Late on Christmas Eve, Gill, her aunt (Elsa Lanchester), and her brother Nicky (Jack Lemmon) are setting about making a summoning spell for an author of hack books on magic, and Shep sees the fire through the window. Worried, he rushes in. The witches claim it was just a game, and Gill’s brother and aunt make themselves scarce. Gill invites Shep to stay for a drink, and sets about bewitching him, using her familiar, Pyewacket (see picture above). Shep falls for her and dumps his fiancée.
As a witch, Gill is incapable of love (supposedly, if you fall in love you lose your powers) and is surprised by the depth of Shep’s attachment. She cares for him a great deal, and feels bad for deceiving him. She resolves to tell him the truth, and give up magic, but how will Shep react…?
Is it any good?
Well, obviously I think it’s some good, or I wouldn’t be dusting off the old time machine to review it. Having been unable to resist Mr Smith Goes to Washington, I felt I owed you a Jimmy Stewart film with a bit of fantasy in it. It’s a Wonderful Life is an obvious choice, but you’ve probably already heard that that’s quite a good film, so I went with this.
This is a fun movie, and Kim Novak is stunning, both physically, and as a performer. They make her up with exaggerated eyebrows that somehow make her more catlike, connecting her visually to her familiar, Pyewacket. For most of the movie she oozes sexuality, confidence, and power. There is something interesting in the role-reversal the ‘rules’ for witches (that they cannot love, that they do not cry) allow the filmmakers to explore, a point which is highlighted when Shep accuses Gill of taking the male’s part in saying she wasn’t made for marriage.However, the idea is only played with, and, overall, the film reinforces the gender roles with a sledgehammer. The very rules that allow this exploration make it inevitable that, should Gill fall for Shep (and the rules of romantic comedy make us want her to), she will lose all her considerable power (and her respect amongst the witch community) and become an ordinary woman. Her aunt, who has clearly retained her power, all but directly states that she is a virgin. Yet, despite the apparent gender equality and bohemian attitudes of the magical community, Gill comments that her brother uses magic for his love life. The unwritten implication: falling in love makes you lose your magic, but sex doesn’t, and women can’t really separate love and sex, leading to the ancient attitude that a woman’s strength lies in maintaining her virginity.
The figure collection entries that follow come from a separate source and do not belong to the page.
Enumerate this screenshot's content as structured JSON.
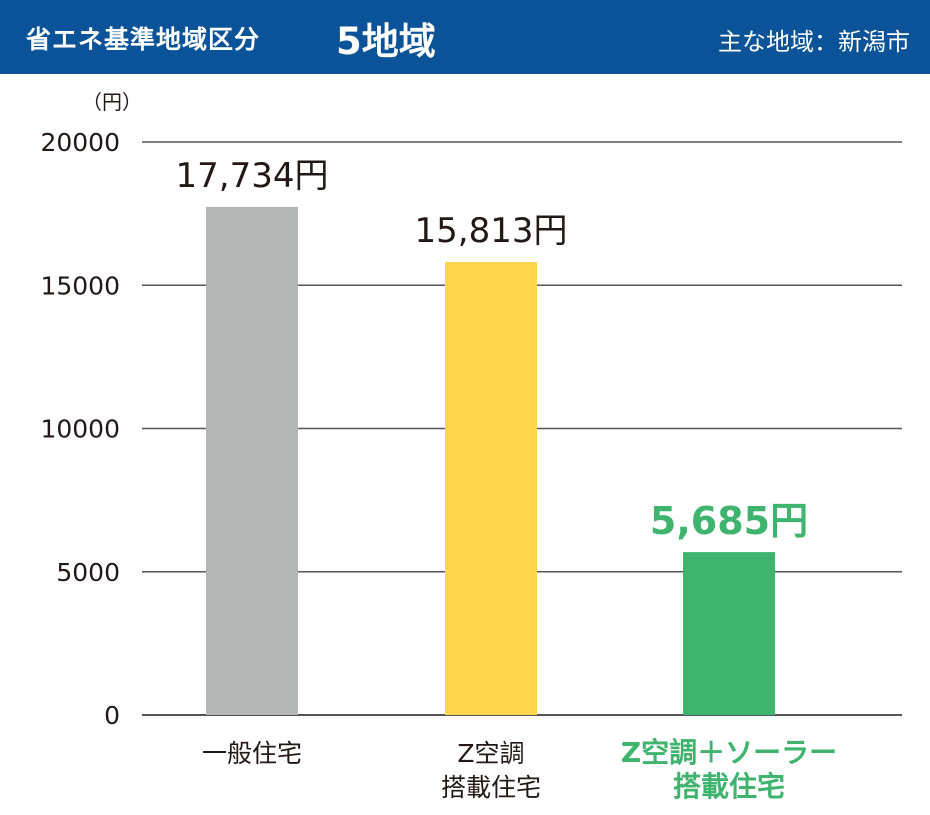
{
  "header": {
    "title": "省エネ基準地域区分",
    "region": "5地域",
    "area": "主な地域：新潟市"
  },
  "colors": {
    "header_bg": "#0a5399",
    "accent_green": "#3fb46e"
  },
  "chart_data": {
    "type": "bar",
    "unit_label": "（円）",
    "ylim": [
      0,
      20000
    ],
    "yticks": [
      0,
      5000,
      10000,
      15000,
      20000
    ],
    "grid": true,
    "categories": [
      {
        "lines": [
          "一般住宅"
        ],
        "value": 17734,
        "value_label": "17,734円",
        "color": "#b4b5b5",
        "highlight": false
      },
      {
        "lines": [
          "Z空調",
          "搭載住宅"
        ],
        "value": 15813,
        "value_label": "15,813円",
        "color": "#fdd64e",
        "highlight": false
      },
      {
        "lines": [
          "Z空調＋ソーラー",
          "搭載住宅"
        ],
        "value": 5685,
        "value_label": "5,685円",
        "color": "#3fb46e",
        "highlight": true
      }
    ]
  }
}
Check out this demure little thing with her pastel colours and shells (left) in comparison to her earlier slinky, confident self with her academically interesting shop of anthropologically significant artifacts (right).
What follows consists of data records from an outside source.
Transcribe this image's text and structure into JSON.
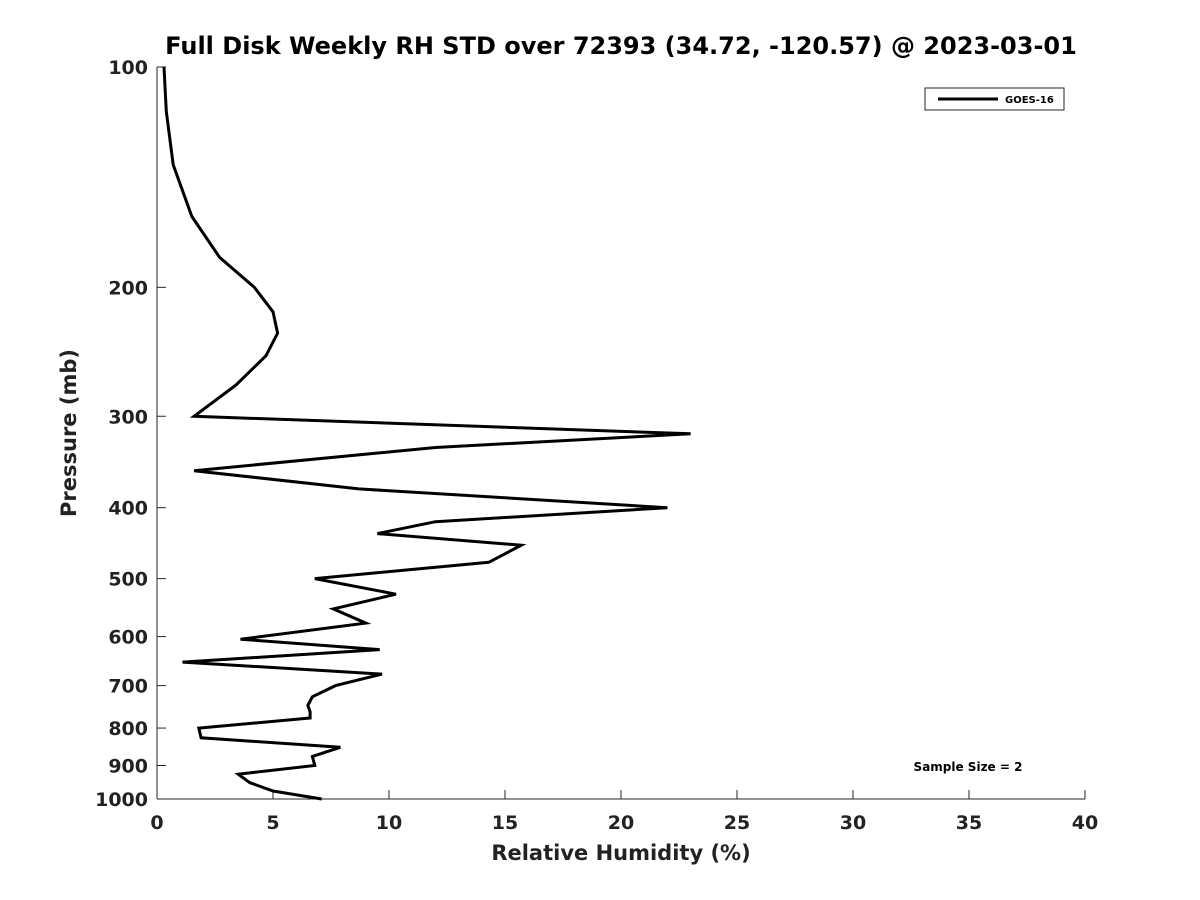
{
  "chart_data": {
    "type": "line",
    "title": "Full Disk Weekly RH STD over 72393 (34.72, -120.57) @ 2023-03-01",
    "xlabel": "Relative Humidity (%)",
    "ylabel": "Pressure (mb)",
    "xlim": [
      0,
      40
    ],
    "ylim": [
      1000,
      100
    ],
    "y_scale": "log",
    "y_inverted": true,
    "x_ticks": [
      0,
      5,
      10,
      15,
      20,
      25,
      30,
      35,
      40
    ],
    "y_ticks": [
      100,
      200,
      300,
      400,
      500,
      600,
      700,
      800,
      900,
      1000
    ],
    "grid": false,
    "legend_position": "top-right",
    "series": [
      {
        "name": "GOES-16",
        "color": "#000000",
        "points": [
          [
            0.3,
            100
          ],
          [
            0.4,
            115
          ],
          [
            0.7,
            136
          ],
          [
            1.5,
            160
          ],
          [
            2.7,
            182
          ],
          [
            4.2,
            200
          ],
          [
            5.0,
            216
          ],
          [
            5.2,
            231
          ],
          [
            4.7,
            248
          ],
          [
            3.4,
            272
          ],
          [
            1.6,
            300
          ],
          [
            23.0,
            317
          ],
          [
            12.0,
            331
          ],
          [
            1.6,
            356
          ],
          [
            8.7,
            377
          ],
          [
            22.0,
            400
          ],
          [
            12.0,
            418
          ],
          [
            9.5,
            434
          ],
          [
            15.7,
            450
          ],
          [
            14.3,
            475
          ],
          [
            6.8,
            500
          ],
          [
            10.3,
            525
          ],
          [
            7.6,
            550
          ],
          [
            9.0,
            575
          ],
          [
            3.6,
            605
          ],
          [
            9.6,
            625
          ],
          [
            1.1,
            650
          ],
          [
            9.7,
            675
          ],
          [
            7.7,
            700
          ],
          [
            6.7,
            725
          ],
          [
            6.5,
            745
          ],
          [
            6.6,
            760
          ],
          [
            6.6,
            775
          ],
          [
            1.8,
            800
          ],
          [
            1.9,
            825
          ],
          [
            7.9,
            850
          ],
          [
            6.7,
            875
          ],
          [
            6.8,
            900
          ],
          [
            3.5,
            925
          ],
          [
            4.0,
            950
          ],
          [
            5.0,
            975
          ],
          [
            7.1,
            1000
          ]
        ]
      }
    ],
    "annotations": [
      "Sample Size = 2"
    ]
  }
}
Can you guess which one Shep falls in love with for real?
But enough of that, it is a thing of its time, and although there are many things that grate with me as a modern woman, there’s also a lot that’s interesting and entertaining. I love that she genuinely bewitches him into loving her, and I love his reaction when he finds out, and how the spell continues to act on him even when he knows about it. So many films fall back on the uninteresting idea that the one thing you can’t induce by magic is love, or even the facsimile of love. I love that this film doesn’t chicken out and make it that her spell didn’t work in the first place (as I expected it would do, for a large portion of the film). I also love the sub-plot with Nicky and the hack writer where Nicky introduces him to real magic and jumps joyfully into collaboration on a book about the truth of magic. Jack Lemmon at his best.
As magically induced romance films go, this one is pretty good. It’s a classic, and a piece of our cultural heritage as writers and consumers of genre.